Republican presidential candidate and former President Donald Trump gestures as he is surrounded by U.S. Secret Service agents as he is escorted off the stage
President Joe Biden delivers a speech about the attempted assassination of Republican presidential nominee and former President Donald Trump at the White House with Vice President Kamala Harris, Attorney General Merrick Garland and Secretary of Homeland Security Alejandro Mayorkas
Trump announced earlier on Sunday that he will travel to Wisconsin on Sunday afternoon.
“Given the terrible events of yesterday, I was going to postpone my trip to Wisconsin and the Republican National Convention by two days, but I have just decided that I cannot allow a “shooter” or potential murderer to force a change in schedule or anything else. Therefore, I will be leaving for Milwaukee today at 3:30 PM as planned. Thank you!” he wrote on Truth Social.
After Trump was released from the hospital, he was taken to his home in Bedminster, New Jersey.
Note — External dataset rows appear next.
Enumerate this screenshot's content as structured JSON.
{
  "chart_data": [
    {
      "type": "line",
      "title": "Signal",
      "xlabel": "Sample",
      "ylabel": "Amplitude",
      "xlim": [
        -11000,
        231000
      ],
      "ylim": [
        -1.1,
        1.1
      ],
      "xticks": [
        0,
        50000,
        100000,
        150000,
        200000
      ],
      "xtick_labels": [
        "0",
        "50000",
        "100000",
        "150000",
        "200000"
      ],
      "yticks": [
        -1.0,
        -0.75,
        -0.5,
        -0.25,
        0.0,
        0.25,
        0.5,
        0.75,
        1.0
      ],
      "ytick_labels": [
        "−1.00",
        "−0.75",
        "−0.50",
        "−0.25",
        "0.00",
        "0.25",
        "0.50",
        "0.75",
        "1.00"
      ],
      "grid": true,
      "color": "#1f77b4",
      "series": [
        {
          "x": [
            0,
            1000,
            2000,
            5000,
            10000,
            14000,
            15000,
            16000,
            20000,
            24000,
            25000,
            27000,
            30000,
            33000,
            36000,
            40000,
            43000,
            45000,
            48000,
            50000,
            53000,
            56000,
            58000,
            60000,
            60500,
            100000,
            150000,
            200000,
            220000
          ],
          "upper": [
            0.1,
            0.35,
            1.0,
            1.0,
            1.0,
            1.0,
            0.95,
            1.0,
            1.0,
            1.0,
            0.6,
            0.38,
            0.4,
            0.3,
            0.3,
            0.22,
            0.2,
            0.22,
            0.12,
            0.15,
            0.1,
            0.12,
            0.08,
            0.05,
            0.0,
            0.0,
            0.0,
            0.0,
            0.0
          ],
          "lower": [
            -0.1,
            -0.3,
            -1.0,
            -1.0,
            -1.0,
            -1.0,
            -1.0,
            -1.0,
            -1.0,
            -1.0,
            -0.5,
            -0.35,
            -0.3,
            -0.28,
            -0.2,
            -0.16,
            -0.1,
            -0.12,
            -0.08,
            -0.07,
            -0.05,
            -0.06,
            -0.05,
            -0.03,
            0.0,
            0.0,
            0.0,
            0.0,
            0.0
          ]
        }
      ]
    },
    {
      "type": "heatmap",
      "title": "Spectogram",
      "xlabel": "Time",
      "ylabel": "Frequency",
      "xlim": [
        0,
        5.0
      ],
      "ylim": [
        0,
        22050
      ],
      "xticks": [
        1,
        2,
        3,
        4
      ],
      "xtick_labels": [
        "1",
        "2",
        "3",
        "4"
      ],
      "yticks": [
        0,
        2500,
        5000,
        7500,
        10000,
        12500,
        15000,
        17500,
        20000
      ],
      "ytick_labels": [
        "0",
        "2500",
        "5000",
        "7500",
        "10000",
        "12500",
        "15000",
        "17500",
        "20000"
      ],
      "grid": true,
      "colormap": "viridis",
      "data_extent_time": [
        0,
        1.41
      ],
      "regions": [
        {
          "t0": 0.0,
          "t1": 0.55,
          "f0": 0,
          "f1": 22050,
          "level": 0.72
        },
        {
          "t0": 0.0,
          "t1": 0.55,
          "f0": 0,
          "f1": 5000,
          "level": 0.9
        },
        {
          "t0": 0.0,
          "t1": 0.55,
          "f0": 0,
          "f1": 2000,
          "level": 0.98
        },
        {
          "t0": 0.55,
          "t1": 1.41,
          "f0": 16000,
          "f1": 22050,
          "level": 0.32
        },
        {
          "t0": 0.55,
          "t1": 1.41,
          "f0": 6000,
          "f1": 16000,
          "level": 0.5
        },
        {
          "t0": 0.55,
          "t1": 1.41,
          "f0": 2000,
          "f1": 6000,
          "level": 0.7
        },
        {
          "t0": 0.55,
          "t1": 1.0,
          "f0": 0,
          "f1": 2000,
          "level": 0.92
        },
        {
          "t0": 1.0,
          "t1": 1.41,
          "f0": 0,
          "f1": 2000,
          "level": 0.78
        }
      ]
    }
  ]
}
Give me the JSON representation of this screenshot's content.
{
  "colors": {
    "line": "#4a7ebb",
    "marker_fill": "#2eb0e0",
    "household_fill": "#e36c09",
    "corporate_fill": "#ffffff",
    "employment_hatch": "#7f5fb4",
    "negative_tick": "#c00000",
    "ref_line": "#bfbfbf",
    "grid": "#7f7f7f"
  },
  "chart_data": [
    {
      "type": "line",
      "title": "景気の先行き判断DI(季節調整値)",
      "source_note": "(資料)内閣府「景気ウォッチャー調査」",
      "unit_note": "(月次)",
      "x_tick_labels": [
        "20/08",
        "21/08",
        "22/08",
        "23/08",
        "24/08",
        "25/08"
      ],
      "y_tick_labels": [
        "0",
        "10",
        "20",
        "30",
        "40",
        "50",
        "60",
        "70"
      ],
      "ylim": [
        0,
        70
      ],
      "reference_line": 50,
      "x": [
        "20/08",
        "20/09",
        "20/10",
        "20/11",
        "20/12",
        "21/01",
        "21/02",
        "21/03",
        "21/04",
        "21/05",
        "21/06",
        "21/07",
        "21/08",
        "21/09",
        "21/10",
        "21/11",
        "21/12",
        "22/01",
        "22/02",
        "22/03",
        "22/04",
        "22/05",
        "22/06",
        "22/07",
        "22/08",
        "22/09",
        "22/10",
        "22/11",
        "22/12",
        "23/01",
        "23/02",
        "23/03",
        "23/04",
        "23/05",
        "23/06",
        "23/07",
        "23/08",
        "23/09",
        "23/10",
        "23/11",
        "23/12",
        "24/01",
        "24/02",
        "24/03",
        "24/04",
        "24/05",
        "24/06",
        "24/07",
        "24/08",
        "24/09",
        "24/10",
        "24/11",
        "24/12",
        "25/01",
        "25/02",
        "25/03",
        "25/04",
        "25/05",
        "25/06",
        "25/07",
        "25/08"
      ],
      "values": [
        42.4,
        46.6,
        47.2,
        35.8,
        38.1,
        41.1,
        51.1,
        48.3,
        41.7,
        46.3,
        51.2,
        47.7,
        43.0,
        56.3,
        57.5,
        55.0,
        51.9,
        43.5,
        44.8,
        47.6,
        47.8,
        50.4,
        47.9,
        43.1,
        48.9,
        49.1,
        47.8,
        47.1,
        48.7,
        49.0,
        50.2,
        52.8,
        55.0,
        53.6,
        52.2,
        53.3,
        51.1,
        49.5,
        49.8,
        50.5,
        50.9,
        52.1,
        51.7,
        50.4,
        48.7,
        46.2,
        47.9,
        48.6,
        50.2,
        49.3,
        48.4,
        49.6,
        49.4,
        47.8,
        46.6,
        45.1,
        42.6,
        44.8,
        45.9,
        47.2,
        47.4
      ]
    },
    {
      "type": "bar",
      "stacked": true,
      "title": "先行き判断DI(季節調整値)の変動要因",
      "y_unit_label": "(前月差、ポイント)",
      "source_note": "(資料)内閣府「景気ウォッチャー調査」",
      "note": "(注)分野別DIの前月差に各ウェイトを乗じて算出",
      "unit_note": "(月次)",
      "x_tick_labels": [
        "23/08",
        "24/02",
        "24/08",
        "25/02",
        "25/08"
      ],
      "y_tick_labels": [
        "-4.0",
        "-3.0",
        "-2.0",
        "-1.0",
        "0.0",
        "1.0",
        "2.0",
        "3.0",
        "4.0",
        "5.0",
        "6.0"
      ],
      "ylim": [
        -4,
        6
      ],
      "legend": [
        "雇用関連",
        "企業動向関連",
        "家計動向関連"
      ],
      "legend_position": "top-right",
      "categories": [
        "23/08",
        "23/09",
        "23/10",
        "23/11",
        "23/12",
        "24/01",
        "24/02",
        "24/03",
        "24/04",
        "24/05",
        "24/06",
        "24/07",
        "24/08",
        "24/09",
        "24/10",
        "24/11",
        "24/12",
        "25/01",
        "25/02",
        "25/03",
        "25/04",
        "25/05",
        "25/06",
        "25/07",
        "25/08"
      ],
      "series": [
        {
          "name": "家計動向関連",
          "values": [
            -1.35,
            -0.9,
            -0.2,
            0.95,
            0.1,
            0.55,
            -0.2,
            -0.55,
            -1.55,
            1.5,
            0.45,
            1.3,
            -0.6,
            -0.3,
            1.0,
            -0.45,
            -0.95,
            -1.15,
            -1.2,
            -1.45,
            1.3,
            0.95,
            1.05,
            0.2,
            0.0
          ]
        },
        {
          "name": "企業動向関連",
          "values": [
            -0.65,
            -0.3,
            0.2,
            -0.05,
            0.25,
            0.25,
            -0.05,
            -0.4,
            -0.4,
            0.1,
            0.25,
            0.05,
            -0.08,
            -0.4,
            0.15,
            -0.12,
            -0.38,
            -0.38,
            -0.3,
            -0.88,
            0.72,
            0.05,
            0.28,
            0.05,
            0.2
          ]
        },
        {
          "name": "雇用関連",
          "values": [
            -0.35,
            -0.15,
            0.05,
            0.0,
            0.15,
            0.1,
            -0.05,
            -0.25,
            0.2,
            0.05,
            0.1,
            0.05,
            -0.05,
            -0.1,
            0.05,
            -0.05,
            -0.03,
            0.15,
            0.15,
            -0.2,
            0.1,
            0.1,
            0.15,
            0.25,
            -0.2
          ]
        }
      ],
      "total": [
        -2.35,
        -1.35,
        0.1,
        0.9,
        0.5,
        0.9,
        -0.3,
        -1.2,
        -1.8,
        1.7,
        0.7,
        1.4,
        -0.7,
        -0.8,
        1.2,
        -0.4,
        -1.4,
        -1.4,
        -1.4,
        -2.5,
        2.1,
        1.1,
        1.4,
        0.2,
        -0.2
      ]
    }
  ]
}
His campaign team said the convention would go ahead as planned.
Meanwhile, Biden’s campaign is grappling with how to compete with Trump after the assassination attempt.
Biden postponed a planned trip to Texas on Monday, where he was to speak at the Lyndon B. Johnson Presidential Library to mark the 60th anniversary of the Civil Rights Act.
And Vice President Kamala Harris postponed a trip to Palm Beach County, home to Trump’s Mar-a-Lago mansion, where she was supposed to campaign against Republicans’ stance on reproductive rights.
The Biden campaign has pulled all TV ads and suspended digital activities. It is unclear how long the pause will last.